The L.A. Times had an interesting story this weekend about Disney and their upcoming movie “Tangled.” The movie, a retelling of the Rapunzel story, comes out tomorrow; it will also be the last fairy tale produced by Disney’s animation department for a good long while.
It’s an interesting read for a variety of reasons. The animated “princess movies” have been Disney’s bread and butter since “Snow White” in 1937. But the years of Snow White, Sleeping Beauty, Ariel, Belle and Jasmine dominating at the box office is long gone. Their most recent attempt to regain the princess-driven mojo, last year’s “The Princess and the Frog,” underperformed.
In the age of mega-franchises when movies need to appeal to a broad audience to justify a sizable investment, Disney discovered too late that “Princess and the Frog” appealed to too narrow an audience: little girls. This prompted the studio to change the name of its Rapunzel movie to the gender-neutral “Tangled” and shift the lens of its marketing to the film’s swashbuckling male costar, Flynn Rider.
Disney hopes “Tangled” will draw boys, teenagers and adults to the theater, succeeding where its frog-prince saga failed. But it’s taking no such chances in the future.
The big performers for Disney these days all have something in common:
Now, different kinds of Disney characters are elbowing their way into the megaplexes and toy aisles, including Pixar’s “Toy Story” buddies Buzz Lightyear and Woody, Capt. Jack Sparrow from “Pirates of the Caribbean” and a platoon of superheroes from the recent acquisition of Marvel Entertainment.
Yep, the common theme stands out a bit: gender. The princess movies don’t succeed as much because no guys (young or old) have an interest in seeing them, and young males are considered the driving forces of box office revenue.
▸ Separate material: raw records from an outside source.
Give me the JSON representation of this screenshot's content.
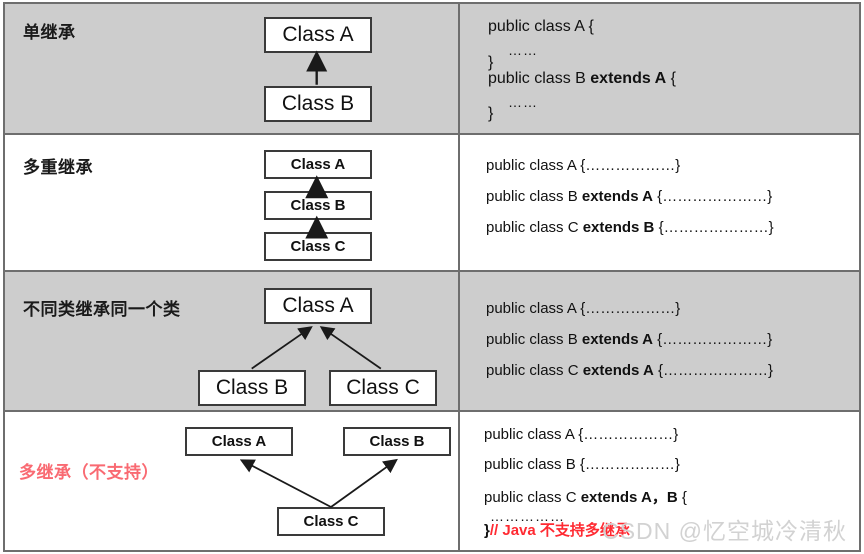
{
  "rows": [
    {
      "title": "单继承",
      "shaded": true,
      "diagram": {
        "boxes": [
          {
            "label": "Class A"
          },
          {
            "label": "Class B"
          }
        ]
      },
      "code": {
        "line1": "public class A {",
        "line2": "……",
        "line3": "}",
        "line4_pre": "public class B ",
        "line4_kw": "extends A",
        "line4_post": " {",
        "line5": "……",
        "line6": "}"
      }
    },
    {
      "title": "多重继承",
      "shaded": false,
      "diagram": {
        "boxes": [
          {
            "label": "Class A"
          },
          {
            "label": "Class B"
          },
          {
            "label": "Class C"
          }
        ]
      },
      "code": {
        "line1": "public class A {………………}",
        "line2_pre": "public class B ",
        "line2_kw": "extends A",
        "line2_post": " {…………………}",
        "line3_pre": "public class C ",
        "line3_kw": "extends B",
        "line3_post": " {…………………}"
      }
    },
    {
      "title": "不同类继承同一个类",
      "shaded": true,
      "diagram": {
        "boxes": [
          {
            "label": "Class A"
          },
          {
            "label": "Class B"
          },
          {
            "label": "Class C"
          }
        ]
      },
      "code": {
        "line1": "public class A {………………}",
        "line2_pre": "public class B ",
        "line2_kw": "extends A",
        "line2_post": " {…………………}",
        "line3_pre": "public class C ",
        "line3_kw": "extends A",
        "line3_post": " {…………………}"
      }
    },
    {
      "title": "多继承（不支持）",
      "shaded": false,
      "diagram": {
        "boxes": [
          {
            "label": "Class A"
          },
          {
            "label": "Class B"
          },
          {
            "label": "Class C"
          }
        ]
      },
      "code": {
        "line1": "public class A {………………}",
        "line2": "public class B {………………}",
        "line3_pre": "public class C ",
        "line3_kw": "extends A，B",
        "line3_post": " {",
        "line4": "……………",
        "line5_brace": "}",
        "line5_comment": "// Java 不支持多继承"
      }
    }
  ],
  "watermark": "CSDN @忆空城冷清秋",
  "colors": {
    "shaded_bg": "#cdcdcd",
    "plain_bg": "#ffffff",
    "border": "#6e6e6e",
    "box_border": "#3a3a3a",
    "red_title": "#f96a72",
    "red_comment": "#ff2a32",
    "watermark": "#d2d2d2"
  }
}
Plus, the notion of princesses (and what those movies represented) is outdated:
Among girls, princesses and the romanticized ideal they represent — revolving around finding the man of your dreams — have a limited shelf life. With the advent of “tween” TV, the tiara-wearing ideal of femininity has been supplanted by new adolescent role models such as the Disney Channel’s Selena Gomez and Nickelodeon’s Miranda Cosgrove.
“By the time they’re 5 or 6, they’re not interested in being princesses,” said Dafna Lemish, chairwoman of the radio and TV department at Southern Illinois University and an expert in the role of media in children’s lives. “They’re interested in being hot, in being cool. Clearly, they see this is what society values.”
MGA Entertainment, the maker of Bratz dolls, knocked the toy industry’s blond bombshell off her stilettos by recognizing how little girls’ interests have morphed.
Disney can spin the failure of traditional animated films any way they want, but the issue isn’t just the princess movies. The issue is the movies themselves. The old-fashioned hand-drawn animated films reached their zenith in 1994 with “The Lion King,” and the next year “Toy Story” came out and rewrote the book on animation. Sure, there were some moderate hits (“Tarzan,” “Lilo & Stitch”). But the era of these films being megahits was over. The fault wasn’t the gender of the central characters (see: “Treasure Planet,” “The Iron Giant” and “Titan A.E.”). The problem was the films themselves, which lacked the storytelling oomph to raise their profile above just “Oh, some old-fashioned animated movies, how quaint.”
But there’s a broader problem here, and that’s the dual suggestions that A) Movies aimed at little girls are not worth the investment and B) If they want to reach little girls, they need to reach them like the execrable Bratz dolls do.
Call me crazy, but I don’t think movies like “Up” succeed because there’s a big audience for movies centered on crotchety old men. That movie succeeded because it was a Pixar film, which meant it came from filmmakers of great talent who had delivered great films in the past. Wouldn’t it solve all of the problems for Pixar to just center a movie around a female character (not even a princess, but simply a lady of some sort)? Oh, right.